Un decollo più annunciato che reale quello del welfare aziendale che potrebbe però valere 21 miliardi di euro. E’ questo il quadro emerso durante la presentazione del primo rapporto Censis-Eudaimon sul welfare aziendale. Uno strumento che esiste da sempre, basti pensare alle casse di previdenza ma che sta vivendo una nuova vita dal 2015, quando il Governo ha deciso di detassare il premio di produttività, permettendo ai lavoratori di sostituirlo con una serie di benefit totalmente esenti. Se questo strumento, che offre un grande contributo al benessere dei lavoratori, fosse garantito a tutti i lavoratori del settore privato, avrebbe un valore pari a quasi una mensilità di stipendio in più all’anno per lavoratore.
La fase di grande vitalità del settore supplisce in parte alla più generale crisi del welfare sociale. E qui veniamo al primo problema: il fatto che troppo spesso il welfare aziendale sia percepito come sostitutivo e non come pilastro aggiuntivo del più generale sistema. Dai dati elaborati dal Censis emerge come solo il 17,9% dei lavoratori italiani abbia una conoscenza precisa di cos’è il welfare aziendale, il 58,5% lo conosce solo a grandi linee e il 23,6% non sa cos’è. Ma non solo. Fra gli intervistati hanno una conoscenza minore del welfare i lavoratori con livelli più bassi di scolarità (47% di quelli con la licenza media non sa cos’è), quelli con redditi bassi (44,6%), i genitori single (40,3%), gli occupati con mansioni esecutive e manuali (36,7%), le lavoratrici (30,1%). Chi conosce meglio il welfare aziendale lo apprezza di più: favorevole è il 74,4% di chi lo conosce in modo preciso rispetto al 43,3% di chi non lo conosce. Di fronte alla possibilità di trasformare quote premiali della retribuzione in prestazioni di welfare, il 58,7% dei lavoratori si dice favorevole, il 23,5% è contrario e il 17,8% non ha una opinione in merito.

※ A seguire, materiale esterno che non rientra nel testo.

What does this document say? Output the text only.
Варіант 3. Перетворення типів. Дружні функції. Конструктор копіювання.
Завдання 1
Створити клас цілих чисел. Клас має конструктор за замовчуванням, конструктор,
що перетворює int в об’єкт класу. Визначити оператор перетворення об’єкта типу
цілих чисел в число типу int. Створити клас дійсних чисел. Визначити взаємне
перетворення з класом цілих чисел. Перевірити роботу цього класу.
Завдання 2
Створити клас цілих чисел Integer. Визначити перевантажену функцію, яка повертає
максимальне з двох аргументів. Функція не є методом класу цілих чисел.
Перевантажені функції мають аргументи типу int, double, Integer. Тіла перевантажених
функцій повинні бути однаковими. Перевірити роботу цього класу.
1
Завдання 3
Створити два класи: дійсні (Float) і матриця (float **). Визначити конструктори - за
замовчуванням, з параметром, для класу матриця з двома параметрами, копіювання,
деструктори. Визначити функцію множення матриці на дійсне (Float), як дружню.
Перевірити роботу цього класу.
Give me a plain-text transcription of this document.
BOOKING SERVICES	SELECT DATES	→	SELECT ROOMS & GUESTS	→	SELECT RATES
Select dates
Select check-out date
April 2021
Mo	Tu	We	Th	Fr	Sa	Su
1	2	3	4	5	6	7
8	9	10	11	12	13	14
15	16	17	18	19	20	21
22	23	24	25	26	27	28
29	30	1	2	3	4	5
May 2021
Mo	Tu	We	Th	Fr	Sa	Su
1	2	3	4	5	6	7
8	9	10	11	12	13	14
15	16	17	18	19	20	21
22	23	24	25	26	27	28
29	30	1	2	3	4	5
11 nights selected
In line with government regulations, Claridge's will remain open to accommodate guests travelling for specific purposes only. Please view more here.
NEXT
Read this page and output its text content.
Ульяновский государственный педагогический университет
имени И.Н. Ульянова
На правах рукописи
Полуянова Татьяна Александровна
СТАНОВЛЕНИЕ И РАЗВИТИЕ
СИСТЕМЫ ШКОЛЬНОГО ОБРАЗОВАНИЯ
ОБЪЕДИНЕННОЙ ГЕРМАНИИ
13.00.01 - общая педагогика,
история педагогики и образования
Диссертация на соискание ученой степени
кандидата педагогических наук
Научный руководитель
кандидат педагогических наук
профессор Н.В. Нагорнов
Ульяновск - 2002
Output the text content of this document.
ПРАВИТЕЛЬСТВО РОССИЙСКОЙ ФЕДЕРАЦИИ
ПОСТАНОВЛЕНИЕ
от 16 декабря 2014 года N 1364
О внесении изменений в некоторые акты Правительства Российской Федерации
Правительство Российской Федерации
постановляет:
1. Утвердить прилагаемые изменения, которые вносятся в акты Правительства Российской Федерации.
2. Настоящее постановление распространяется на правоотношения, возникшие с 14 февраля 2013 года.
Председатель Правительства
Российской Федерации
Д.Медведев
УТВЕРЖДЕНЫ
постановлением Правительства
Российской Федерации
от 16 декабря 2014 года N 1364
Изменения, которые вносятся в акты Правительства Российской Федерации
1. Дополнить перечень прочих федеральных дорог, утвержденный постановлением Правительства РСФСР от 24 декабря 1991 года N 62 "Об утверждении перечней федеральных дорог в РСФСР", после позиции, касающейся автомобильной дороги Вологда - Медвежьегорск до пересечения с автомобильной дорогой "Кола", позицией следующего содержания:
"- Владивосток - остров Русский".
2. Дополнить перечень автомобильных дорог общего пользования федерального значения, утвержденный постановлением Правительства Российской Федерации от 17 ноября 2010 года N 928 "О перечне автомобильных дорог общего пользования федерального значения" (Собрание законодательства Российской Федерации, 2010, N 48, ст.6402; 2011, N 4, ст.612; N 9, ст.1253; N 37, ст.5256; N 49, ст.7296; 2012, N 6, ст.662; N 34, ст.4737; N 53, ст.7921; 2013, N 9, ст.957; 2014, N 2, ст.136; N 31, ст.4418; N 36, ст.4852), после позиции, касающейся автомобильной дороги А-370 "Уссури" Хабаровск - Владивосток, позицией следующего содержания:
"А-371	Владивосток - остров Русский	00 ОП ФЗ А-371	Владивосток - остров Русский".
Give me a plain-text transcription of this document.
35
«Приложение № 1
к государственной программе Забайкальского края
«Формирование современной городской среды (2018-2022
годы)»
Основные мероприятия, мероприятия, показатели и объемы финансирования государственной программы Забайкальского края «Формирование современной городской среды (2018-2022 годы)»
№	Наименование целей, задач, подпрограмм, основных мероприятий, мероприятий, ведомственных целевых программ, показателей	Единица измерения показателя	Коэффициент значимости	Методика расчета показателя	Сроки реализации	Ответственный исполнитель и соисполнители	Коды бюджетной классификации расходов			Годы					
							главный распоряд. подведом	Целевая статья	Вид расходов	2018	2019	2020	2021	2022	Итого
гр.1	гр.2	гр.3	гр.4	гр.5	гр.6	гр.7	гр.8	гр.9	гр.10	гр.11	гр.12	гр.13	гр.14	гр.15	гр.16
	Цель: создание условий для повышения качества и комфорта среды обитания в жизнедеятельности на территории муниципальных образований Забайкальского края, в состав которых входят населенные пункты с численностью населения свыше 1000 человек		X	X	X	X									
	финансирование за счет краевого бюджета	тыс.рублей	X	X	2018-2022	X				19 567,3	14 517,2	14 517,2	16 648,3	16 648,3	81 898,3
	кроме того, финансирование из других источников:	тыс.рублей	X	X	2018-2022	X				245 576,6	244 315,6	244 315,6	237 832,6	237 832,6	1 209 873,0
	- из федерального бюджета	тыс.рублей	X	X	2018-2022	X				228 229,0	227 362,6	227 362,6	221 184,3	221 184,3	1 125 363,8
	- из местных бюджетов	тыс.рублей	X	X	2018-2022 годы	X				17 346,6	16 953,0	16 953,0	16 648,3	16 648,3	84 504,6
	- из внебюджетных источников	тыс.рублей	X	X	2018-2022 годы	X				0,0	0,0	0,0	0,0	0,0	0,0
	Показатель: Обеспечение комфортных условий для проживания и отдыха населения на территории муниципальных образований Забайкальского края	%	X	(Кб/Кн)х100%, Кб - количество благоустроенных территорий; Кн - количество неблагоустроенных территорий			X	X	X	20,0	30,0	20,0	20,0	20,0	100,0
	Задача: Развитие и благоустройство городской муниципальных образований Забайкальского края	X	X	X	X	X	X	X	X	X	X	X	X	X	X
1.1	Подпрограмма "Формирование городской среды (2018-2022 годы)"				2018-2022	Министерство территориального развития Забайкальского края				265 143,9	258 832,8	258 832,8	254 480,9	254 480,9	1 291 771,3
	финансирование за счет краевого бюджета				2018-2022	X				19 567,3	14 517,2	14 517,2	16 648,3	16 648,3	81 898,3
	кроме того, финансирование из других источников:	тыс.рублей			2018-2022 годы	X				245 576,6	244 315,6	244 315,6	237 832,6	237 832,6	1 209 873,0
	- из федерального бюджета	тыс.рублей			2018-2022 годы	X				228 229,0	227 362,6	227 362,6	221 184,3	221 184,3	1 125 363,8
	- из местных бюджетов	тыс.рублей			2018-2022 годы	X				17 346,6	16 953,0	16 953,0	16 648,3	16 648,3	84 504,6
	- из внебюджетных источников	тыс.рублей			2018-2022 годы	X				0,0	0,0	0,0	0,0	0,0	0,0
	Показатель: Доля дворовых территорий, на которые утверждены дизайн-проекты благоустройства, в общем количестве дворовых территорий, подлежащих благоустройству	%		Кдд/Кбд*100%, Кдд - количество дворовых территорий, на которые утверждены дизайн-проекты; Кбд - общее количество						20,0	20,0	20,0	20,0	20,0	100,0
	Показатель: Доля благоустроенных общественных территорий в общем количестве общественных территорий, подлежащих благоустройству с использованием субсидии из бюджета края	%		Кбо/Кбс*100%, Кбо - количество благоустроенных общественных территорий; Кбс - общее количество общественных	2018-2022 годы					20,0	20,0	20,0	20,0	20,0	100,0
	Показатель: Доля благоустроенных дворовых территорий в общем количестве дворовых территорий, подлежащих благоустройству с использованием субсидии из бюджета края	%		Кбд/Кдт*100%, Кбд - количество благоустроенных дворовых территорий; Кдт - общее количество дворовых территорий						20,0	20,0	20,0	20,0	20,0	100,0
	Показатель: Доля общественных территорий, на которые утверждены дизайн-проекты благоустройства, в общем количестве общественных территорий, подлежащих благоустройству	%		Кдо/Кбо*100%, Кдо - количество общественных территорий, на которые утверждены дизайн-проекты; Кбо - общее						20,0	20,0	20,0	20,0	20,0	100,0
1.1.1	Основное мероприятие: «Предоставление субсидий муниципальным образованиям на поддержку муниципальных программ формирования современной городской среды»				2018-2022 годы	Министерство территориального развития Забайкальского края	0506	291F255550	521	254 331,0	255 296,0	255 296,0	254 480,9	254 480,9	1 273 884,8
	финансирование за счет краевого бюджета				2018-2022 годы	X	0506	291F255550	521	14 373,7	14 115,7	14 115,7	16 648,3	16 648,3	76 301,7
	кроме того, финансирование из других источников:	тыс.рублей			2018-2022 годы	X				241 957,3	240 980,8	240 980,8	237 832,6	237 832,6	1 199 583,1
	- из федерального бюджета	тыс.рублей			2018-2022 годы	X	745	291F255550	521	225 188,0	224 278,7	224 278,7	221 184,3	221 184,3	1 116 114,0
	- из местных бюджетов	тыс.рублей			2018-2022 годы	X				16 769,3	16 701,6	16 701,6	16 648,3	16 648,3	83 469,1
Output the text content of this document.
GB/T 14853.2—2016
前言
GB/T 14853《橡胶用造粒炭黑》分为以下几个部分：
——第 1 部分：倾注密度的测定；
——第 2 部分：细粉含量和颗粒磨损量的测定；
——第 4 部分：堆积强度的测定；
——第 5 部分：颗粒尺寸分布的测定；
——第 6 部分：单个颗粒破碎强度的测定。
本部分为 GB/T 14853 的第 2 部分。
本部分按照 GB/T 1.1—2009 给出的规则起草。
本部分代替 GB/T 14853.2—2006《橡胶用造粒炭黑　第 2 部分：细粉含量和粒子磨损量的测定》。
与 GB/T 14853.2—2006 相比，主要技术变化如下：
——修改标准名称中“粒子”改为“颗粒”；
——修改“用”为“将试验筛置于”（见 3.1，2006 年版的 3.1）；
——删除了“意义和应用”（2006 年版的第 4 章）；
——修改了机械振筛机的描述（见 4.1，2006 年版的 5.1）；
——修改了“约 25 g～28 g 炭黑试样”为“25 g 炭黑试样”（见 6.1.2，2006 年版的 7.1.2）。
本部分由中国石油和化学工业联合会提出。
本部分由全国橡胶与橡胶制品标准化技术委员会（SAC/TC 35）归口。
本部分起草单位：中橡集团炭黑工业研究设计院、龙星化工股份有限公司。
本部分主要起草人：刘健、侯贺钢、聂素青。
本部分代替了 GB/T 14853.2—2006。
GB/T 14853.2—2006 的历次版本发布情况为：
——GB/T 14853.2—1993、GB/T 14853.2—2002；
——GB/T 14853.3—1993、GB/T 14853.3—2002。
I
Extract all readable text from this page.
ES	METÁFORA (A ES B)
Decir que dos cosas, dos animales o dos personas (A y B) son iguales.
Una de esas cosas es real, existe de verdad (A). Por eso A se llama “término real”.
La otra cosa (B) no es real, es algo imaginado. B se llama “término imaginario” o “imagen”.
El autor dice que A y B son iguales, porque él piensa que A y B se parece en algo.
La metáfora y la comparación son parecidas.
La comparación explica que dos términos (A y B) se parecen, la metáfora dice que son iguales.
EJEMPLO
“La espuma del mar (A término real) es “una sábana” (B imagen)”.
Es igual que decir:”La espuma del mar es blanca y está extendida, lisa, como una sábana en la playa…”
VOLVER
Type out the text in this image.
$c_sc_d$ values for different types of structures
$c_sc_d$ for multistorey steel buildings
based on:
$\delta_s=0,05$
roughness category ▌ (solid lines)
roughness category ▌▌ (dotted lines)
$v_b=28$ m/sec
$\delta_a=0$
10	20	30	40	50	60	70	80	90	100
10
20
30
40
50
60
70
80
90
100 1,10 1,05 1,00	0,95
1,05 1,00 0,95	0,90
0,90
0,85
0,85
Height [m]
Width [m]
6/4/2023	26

Ad essere più favorevoli sono i dirigenti e i quadri (73,6%), i lavoratori con figli piccoli, fino a 3 anni (68,2%), i laureati (63,5%), i lavoratori con redditi medio-alti (62,2%). Meno favorevoli sono gli operai, i lavoratori esecutivi e quelli con redditi bassi. Tra gli operai (41,3%) e gli impiegati (36,5%) sono più elevate le quote di lavoratori che preferiscono avere più soldi in busta paga invece che soluzioni di welfare. Fra i servizi e le prestazioni più apprezzati quelle legate all’area della salute e della sanità, seguite dalla previdenza integrativa, dai buoni pasto e dalla mensa aziendale, trasporto da casa al lavoro, la convenzione per acquisti convenienti presso negozi, buoni acquisto, asilo nido, campus e centri vacanze, rimborsi spese scolastiche per i figli. Ma non solo: il welfare aziendale migliora il clima nelle imprese. Ne è convinto il 47,7% e il 16,8% ritiene che faccia aumentare la produttività dei lavoratori. L’effetto positivo sul clima aziendale è la ragione richiamata prevalentemente dai lavoratori che si dicono favorevoli, ma ancora una volta è più forte il consenso tra dirigenti e occupati con alti redditi rispetto a operai e lavoratori con bassi redditi. Un buono strumento, insomma, che ha però bisogno di una maggiore informazione come dimostrano i dati Censis-Eudaimon. Servono, inoltre, delle piccole accortezze: fra le tante, quella di superare il rischio che il welfare rispecchi le differenze retributive tra lavoratori trovando il modo di operare come un meccanismo di contenimento o riduzione delle disuguaglianze e più ancora di risposta efficace ai bisogni reali di tutela e di servizi dei lavoratori. E’ fondamentale quindi il passaggio da welfare fiscale, emerso dalla legge di Bilancio, a welfare aziendale, facendo in modo che entrambi viaggino ad un ritmo sostenuto.